3. Plan-Answer-Refine Paradigm and Self-Refinement: Blocking Error Amplification

This design targets "Entity Error Amplification." The "Answering" step has sub-goal \(o_i\) answered by the LLM using parametric knowledge as \(\hat{a}_i = M(Q, o_i, I_A)\). "Exploration" then iteratively expands paths from subject entities; relevant triples are retrieved using SPARQL templates \((e, r, ?)\) or \((?, r, e)\) and filtered based on relevance to the plan \(O\). Finally, "Self-Refinement" uses retrieved evidence to correct the tentative answer \(a_i = M(P_i, o_i, \hat{a}_i, I_R)\). Crucially, if the LLM determines retrieved knowledge is misaligned with the question, it adopts the trial answer instead of being misled by wrong evidence, blocking error propagation.

Key Experimental Results

Main Results

Datasets: WebQSP, CWQ, GrailQA (based on Freebase). Metric: Exact Match (Hits@1), average of three seeds ± 95% confidence interval. Base LLMs: GPT-3.5 / GPT-4.

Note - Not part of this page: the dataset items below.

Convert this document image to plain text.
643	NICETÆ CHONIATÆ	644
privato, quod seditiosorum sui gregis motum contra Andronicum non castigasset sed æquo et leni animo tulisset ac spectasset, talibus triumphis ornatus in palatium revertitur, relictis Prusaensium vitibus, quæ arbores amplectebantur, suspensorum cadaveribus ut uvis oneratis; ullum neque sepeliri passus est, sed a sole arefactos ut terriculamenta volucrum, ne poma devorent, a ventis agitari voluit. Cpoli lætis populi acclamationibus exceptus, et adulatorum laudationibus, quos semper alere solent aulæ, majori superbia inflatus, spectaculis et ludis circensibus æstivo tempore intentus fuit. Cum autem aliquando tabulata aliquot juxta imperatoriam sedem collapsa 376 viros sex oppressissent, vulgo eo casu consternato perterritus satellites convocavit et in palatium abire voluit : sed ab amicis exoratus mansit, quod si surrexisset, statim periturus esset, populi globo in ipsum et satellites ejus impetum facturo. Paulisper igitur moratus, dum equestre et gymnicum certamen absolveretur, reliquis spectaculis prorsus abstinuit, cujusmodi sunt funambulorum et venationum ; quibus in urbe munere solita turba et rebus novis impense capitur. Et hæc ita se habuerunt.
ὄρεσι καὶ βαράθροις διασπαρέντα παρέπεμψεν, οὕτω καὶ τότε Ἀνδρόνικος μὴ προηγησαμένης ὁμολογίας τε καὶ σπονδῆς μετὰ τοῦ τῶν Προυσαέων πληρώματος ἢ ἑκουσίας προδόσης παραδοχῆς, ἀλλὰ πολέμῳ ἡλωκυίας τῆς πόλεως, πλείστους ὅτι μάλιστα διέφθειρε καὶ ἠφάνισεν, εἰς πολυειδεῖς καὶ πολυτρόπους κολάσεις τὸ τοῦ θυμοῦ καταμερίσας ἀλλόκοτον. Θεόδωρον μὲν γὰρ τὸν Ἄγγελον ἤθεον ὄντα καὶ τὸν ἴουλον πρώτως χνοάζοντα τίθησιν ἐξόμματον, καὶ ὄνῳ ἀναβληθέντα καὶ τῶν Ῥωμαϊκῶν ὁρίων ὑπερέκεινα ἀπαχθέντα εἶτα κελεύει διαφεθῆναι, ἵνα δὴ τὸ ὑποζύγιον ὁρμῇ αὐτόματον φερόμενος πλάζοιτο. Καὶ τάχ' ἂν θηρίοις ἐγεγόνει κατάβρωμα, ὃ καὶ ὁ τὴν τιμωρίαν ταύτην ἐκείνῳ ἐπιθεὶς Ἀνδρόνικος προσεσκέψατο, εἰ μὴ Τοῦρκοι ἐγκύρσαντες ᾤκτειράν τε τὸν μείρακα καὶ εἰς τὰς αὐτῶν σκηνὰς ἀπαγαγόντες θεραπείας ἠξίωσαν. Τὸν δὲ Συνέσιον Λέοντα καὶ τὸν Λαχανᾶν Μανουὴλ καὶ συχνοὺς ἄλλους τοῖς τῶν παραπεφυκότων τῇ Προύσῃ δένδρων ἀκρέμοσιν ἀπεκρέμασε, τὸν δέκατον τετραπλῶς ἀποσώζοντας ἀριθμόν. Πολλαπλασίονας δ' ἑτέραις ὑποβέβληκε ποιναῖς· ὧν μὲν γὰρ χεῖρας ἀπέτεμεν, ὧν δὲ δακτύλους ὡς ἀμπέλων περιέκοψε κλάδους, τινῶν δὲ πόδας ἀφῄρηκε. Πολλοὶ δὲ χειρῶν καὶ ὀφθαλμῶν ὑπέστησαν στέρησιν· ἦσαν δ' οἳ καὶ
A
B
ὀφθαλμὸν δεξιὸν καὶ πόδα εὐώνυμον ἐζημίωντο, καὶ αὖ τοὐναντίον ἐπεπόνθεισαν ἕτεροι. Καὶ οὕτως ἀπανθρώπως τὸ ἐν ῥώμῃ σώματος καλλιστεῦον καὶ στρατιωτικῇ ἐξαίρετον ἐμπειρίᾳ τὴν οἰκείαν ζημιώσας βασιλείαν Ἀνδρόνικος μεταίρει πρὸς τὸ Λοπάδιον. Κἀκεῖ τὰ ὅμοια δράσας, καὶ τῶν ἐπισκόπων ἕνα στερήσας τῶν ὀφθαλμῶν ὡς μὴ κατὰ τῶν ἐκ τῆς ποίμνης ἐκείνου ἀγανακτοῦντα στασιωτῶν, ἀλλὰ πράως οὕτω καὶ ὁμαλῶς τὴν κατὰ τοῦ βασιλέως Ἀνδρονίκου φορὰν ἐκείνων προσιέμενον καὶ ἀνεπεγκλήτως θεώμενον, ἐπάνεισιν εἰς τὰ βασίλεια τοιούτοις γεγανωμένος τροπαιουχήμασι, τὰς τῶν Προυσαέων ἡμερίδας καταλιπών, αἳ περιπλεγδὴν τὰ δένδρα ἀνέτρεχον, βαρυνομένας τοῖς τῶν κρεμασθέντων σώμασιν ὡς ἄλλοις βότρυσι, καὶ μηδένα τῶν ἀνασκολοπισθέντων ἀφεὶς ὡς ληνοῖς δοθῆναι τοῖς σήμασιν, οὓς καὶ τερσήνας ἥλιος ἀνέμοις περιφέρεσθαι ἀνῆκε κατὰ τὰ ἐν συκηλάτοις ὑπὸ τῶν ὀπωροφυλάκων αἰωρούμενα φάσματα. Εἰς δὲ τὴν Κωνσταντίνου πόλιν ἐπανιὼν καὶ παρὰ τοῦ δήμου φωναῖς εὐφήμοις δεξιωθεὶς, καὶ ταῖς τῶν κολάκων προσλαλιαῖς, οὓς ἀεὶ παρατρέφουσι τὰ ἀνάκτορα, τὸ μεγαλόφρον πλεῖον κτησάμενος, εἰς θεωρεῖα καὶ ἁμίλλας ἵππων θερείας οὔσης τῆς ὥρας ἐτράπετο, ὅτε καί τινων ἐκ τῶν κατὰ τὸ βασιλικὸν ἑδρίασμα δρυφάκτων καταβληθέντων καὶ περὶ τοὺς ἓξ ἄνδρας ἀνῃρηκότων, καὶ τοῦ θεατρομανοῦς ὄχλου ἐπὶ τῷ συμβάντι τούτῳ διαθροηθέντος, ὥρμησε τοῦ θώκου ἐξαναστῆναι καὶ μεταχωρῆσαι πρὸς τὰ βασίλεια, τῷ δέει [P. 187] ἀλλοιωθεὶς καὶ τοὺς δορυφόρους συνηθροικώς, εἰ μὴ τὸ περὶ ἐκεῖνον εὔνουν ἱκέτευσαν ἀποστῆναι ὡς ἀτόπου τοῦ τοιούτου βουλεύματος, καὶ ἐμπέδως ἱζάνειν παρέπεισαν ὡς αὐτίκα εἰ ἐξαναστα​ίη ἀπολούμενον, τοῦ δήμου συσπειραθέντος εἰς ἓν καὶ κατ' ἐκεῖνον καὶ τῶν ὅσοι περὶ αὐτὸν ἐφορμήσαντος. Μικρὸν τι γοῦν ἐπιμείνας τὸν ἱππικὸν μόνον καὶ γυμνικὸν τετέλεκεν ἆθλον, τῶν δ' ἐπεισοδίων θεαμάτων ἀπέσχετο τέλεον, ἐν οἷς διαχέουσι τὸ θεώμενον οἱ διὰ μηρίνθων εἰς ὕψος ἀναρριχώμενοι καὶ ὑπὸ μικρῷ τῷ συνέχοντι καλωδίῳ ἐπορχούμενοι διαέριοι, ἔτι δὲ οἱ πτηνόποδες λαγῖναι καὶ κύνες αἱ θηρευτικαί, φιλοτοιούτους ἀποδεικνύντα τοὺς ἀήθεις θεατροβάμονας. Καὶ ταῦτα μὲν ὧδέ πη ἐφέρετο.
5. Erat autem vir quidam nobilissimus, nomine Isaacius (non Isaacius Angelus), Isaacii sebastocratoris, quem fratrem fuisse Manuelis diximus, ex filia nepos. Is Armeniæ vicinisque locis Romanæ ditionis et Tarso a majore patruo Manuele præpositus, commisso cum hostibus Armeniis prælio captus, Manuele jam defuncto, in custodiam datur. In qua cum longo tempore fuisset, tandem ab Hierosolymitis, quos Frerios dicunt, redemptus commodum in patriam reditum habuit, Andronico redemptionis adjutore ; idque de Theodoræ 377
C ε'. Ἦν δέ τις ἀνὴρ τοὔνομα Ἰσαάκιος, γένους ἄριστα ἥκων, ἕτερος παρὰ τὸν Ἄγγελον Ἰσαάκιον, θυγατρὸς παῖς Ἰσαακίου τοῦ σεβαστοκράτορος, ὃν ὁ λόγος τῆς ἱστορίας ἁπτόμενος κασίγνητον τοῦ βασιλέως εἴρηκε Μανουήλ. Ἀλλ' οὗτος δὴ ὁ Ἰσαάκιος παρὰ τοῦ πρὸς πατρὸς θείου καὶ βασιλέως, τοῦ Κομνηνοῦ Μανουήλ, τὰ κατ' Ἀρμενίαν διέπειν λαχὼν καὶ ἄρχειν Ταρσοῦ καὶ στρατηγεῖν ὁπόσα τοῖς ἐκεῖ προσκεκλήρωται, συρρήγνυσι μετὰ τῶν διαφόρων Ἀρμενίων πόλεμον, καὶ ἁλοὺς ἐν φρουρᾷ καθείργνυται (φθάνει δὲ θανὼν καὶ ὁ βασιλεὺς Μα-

Dataset Setting PARoG Prev. SOTA (PoG) Gain
WebQSP GPT-3.5 89.0 82.0 +7.0
CWQ GPT-3.5 73.1 63.2 +9.9
WebQSP GPT-4 91.2 87.3 +3.9
CWQ GPT-4 79.3 75.0 +4.3
GrailQA GPT-3.5 82.7 77.8 (DoG) +4.9
GrailQA GPT-4 87.1 84.7 +2.4

Significant gains were observed on the weaker base (GPT-3.5) and the more complex CWQ dataset.

Ablation Study

Query Type (vs PoG) Gain
Compositions +8.1%
Conjunctions +14.4%
Comparatives +12.7%
Superlatives +20.5%
Linear +8.9%
Ablation Configuration WebQSP GrailQA CWQ
Full (GPT-3.5) 89.3 82.7 73.3
w/o Self-Refinement 88.0 78.9 69.2

Key Findings

  • Self-refinement offers higher gains on weaker backbones, compensating for the LLM's inherent limitations.
  • Complexity correlates with improvement: Superlatives (+20.5%) and conjunctions (+14.4%) outperformed linear queries (+8.9%), proving structured planning wins on complex logic.
  • Quantifiable error correction: In samples where the initial trial answer was wrong, self-refinement corrected approximately 70% (WebQSP 73.4%, CWQ 62.4%, GrailQA 77.1%).
  • Cross-schema generalization: Performance leads were maintained even when switching to the larger, more heterogeneous WikiData.

Highlights & Insights

  • SPARQL as a "Free Planning Teacher": Instead of manual plan labeling, the graph-matching structure of existing ⟨Question, SPARQL⟩ pairs is distilled into sub-goals.
  • Small Models Outperforming Large Models in Planning: The 8B planner's success suggests that "planning capability" is more about structured signaling than pure parameter scale.
  • Asymmetric Trust Design: Treating parametric knowledge as a prior and retrieval as verification (rather than absolute truth) is a reusable trick to prevent RAG system error amplification.

Limitations & Future Work

  • Dependency on SPARQL Annotations: The data construction requires existing ⟨Question, SPARQL⟩ pairs, making cold-starts in domains without such labels challenging.
  • Synthesized Data Noise: Sub-goals are generated via GPT-4o; while constrained by consistency checks, systemic biases might remain.
  • Base Model Dependency: Inference still relies on closed-source LLMs for the answering and refinement steps despite the small planner.
  • vs ToG / StructGPT: These use linear iterative pruning; PARoG uses SPARQL-supervised non-linear planning to avoid pruning the correct answer.
  • vs PoG: PoG is retrieve-and-answer; PARoG introduces the "answering first + self-refinement" loop.
  • vs DoG (Debate-on-Graph): PARoG significantly outperforms DoG on GrailQA, suggesting explicit evidence refinement is more robust than multi-agent debate for zero-shot queries.

Rating

  • Novelty: ⭐⭐⭐⭐ SPARQL-supervised planning combined with plan-answer-refine loop is highly effective.
  • Experimental Thoroughness: ⭐⭐⭐⭐⭐ Extensive benchmarks, ablation, and cross-dataset testing.
  • Writing Quality: ⭐⭐⭐⭐ Clear problem definition and intuitive diagrams.
  • Value: ⭐⭐⭐⭐ Significant boost for complex logical KGQA; principles are transferable to general agents.